Pro-Catalonia independence supporters have held several rallies to protest against Sunday’s police crackdown. Officers, many of them drafted in from other areas of Spain, had used rubber bullets and batons to try and disrupt the independence referendum. An estimated 900 people were hurt in the process of the vote according to Catalan officials.
During Monday’s protest (Oct 2) Catalan police, known as “Mossos d’Esquadra” created a cordon in front of Spanish National Police officers to help manage the demonstration. Catalan police are held in affection by Catalans, especially after they hunted down Islamists accused of staging deadly attacks in the region in August.
Results have shown that those who voted had overwhelmingly backed splitting from Spain. Catalonia’s leader has called for national police officers in the region to leave and for Madrid to recognise the referendum result.

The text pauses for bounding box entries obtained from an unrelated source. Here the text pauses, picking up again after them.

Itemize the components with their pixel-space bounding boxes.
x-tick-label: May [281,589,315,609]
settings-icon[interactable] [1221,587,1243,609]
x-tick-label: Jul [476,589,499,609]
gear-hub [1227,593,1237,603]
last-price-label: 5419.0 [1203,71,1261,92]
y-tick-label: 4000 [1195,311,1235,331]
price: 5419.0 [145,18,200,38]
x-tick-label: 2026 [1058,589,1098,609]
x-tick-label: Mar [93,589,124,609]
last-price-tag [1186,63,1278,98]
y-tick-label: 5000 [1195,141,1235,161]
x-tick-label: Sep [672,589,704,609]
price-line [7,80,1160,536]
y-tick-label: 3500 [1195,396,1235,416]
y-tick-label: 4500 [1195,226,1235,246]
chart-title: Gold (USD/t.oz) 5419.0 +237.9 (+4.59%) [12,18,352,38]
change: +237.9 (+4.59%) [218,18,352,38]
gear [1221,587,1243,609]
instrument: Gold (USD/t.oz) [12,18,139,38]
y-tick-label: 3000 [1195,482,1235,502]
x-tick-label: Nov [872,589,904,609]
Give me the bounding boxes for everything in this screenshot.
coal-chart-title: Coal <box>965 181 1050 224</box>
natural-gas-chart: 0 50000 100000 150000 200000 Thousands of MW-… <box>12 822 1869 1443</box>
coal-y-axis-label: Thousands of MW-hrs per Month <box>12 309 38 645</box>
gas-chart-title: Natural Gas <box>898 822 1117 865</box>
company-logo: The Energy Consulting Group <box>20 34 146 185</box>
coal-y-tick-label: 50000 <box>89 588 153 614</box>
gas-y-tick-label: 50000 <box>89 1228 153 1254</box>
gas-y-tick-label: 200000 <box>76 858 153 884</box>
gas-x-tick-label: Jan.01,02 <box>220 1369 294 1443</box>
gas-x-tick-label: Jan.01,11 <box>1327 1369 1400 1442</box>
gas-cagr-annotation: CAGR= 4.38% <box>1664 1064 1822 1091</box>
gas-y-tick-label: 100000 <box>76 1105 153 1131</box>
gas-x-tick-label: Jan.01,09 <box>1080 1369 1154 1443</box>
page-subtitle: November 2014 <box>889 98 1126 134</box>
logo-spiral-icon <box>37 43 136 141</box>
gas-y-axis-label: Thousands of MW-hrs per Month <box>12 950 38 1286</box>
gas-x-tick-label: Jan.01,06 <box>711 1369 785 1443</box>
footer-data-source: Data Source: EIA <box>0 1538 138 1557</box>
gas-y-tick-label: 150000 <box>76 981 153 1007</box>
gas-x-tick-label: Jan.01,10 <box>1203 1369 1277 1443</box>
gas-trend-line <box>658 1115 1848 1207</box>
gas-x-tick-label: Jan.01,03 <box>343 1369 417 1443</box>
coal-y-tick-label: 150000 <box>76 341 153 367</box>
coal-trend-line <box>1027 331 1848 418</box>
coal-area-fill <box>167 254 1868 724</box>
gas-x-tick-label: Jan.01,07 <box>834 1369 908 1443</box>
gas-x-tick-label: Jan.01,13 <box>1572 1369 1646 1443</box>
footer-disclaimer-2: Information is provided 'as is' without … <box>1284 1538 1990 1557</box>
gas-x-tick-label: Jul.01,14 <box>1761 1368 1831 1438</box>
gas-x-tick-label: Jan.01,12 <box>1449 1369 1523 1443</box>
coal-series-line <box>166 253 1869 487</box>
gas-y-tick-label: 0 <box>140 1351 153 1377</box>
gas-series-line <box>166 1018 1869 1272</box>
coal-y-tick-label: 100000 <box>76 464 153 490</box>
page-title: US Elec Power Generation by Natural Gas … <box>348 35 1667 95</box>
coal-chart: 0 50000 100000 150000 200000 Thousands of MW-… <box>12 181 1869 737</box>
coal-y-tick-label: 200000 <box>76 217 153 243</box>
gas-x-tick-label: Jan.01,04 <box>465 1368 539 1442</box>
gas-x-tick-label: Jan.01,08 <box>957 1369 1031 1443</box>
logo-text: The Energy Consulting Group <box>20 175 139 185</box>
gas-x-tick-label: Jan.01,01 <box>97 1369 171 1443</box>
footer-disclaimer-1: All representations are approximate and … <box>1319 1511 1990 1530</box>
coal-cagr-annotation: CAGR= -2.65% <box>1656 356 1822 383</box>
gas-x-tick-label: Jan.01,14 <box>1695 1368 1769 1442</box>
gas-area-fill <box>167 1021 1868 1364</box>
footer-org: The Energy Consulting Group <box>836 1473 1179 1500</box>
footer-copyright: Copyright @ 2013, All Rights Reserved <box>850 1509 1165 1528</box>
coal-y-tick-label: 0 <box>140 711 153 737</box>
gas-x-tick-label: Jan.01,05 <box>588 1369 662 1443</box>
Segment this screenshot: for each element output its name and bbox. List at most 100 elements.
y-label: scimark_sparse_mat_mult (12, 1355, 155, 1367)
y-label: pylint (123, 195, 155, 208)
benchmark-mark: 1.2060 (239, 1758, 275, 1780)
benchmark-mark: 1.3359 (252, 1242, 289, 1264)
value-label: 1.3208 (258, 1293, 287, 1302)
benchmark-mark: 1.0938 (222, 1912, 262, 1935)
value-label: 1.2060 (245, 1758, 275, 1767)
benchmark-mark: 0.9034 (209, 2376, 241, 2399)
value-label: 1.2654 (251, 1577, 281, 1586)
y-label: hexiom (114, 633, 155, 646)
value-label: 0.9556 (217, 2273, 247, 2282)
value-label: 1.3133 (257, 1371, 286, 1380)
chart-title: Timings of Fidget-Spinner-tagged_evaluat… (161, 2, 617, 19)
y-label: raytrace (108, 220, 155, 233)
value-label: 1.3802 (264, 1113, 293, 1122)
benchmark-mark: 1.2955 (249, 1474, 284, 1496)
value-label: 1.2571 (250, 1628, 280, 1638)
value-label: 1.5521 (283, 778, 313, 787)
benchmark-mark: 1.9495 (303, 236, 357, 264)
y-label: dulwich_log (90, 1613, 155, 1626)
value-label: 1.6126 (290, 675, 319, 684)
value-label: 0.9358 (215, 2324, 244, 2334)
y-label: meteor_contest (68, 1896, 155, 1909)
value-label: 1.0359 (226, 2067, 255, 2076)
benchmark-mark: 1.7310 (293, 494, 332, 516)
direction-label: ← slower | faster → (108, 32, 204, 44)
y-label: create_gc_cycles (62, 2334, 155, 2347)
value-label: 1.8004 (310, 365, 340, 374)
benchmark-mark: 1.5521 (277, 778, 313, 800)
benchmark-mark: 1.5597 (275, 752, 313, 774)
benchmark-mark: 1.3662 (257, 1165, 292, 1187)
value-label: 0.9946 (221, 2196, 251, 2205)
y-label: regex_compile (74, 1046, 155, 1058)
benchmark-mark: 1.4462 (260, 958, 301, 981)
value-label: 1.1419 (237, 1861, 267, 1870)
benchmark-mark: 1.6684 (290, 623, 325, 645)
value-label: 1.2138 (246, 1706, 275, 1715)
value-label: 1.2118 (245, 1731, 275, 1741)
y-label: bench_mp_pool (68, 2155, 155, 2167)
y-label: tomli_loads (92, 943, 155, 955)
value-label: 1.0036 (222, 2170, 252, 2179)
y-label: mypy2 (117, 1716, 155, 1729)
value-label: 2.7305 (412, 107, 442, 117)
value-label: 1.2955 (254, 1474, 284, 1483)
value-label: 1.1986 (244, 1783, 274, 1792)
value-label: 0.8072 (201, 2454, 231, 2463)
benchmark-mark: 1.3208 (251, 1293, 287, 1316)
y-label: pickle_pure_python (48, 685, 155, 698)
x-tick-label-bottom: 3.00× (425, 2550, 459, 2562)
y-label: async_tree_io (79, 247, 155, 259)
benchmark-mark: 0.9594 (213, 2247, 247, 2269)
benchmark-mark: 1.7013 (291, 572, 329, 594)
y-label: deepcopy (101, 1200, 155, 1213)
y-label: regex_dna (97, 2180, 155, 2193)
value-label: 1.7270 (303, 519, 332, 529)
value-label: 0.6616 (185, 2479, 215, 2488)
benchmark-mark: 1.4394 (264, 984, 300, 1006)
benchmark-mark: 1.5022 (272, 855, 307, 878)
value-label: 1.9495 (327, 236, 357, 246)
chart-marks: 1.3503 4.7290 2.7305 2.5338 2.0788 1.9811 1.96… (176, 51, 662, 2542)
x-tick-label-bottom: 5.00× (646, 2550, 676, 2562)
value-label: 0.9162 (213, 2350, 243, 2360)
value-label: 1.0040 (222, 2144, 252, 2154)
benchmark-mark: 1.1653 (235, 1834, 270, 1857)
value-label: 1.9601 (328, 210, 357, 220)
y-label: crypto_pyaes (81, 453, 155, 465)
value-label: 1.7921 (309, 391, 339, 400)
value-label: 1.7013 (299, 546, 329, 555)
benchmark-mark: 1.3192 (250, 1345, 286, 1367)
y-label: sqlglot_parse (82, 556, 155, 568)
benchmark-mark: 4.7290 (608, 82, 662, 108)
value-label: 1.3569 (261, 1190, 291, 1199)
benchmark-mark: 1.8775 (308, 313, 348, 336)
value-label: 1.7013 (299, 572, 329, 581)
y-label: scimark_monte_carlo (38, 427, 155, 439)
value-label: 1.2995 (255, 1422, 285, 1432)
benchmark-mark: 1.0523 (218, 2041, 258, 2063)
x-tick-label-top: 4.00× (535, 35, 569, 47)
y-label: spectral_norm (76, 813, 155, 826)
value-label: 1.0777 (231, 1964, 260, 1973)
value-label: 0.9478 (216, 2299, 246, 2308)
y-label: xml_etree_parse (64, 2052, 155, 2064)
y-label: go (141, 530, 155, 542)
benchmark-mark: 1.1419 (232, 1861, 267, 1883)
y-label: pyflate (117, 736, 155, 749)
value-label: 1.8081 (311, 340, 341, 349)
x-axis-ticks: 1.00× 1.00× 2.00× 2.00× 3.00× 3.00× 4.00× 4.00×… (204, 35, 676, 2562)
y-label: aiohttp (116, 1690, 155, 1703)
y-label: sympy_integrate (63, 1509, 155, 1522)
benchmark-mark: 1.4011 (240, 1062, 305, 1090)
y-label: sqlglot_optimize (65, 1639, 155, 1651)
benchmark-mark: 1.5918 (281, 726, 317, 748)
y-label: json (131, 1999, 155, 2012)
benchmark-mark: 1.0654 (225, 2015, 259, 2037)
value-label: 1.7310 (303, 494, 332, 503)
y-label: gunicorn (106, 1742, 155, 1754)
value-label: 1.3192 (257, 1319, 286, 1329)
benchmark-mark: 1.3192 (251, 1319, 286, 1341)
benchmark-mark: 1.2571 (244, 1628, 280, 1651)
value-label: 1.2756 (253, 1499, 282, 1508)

Spanish Prime Minister Mariano Rajoy has since met national party leaders saying he is committed to seeking a joint response to the “pro-independence” challenge in Catalonia.
But time is of the essence for Rajoy. Some separatists in Catalonia’s parliament want to see a unilateral declaration of independence within days.
Rajoy does have the constitutional power to sack the assembly but such a move could inflame the crisis.
In the meantime there’s to be a general strike in Spain’s wealthiest region ostensibly in protest against the police action, but organised by pro-independence groups. Two of the main unions, the General Union of Workers (UGT) and Workers’ Committees (Comisiones Obreras), have however distanced themselves from the strike saying it will only further polarise the political situation.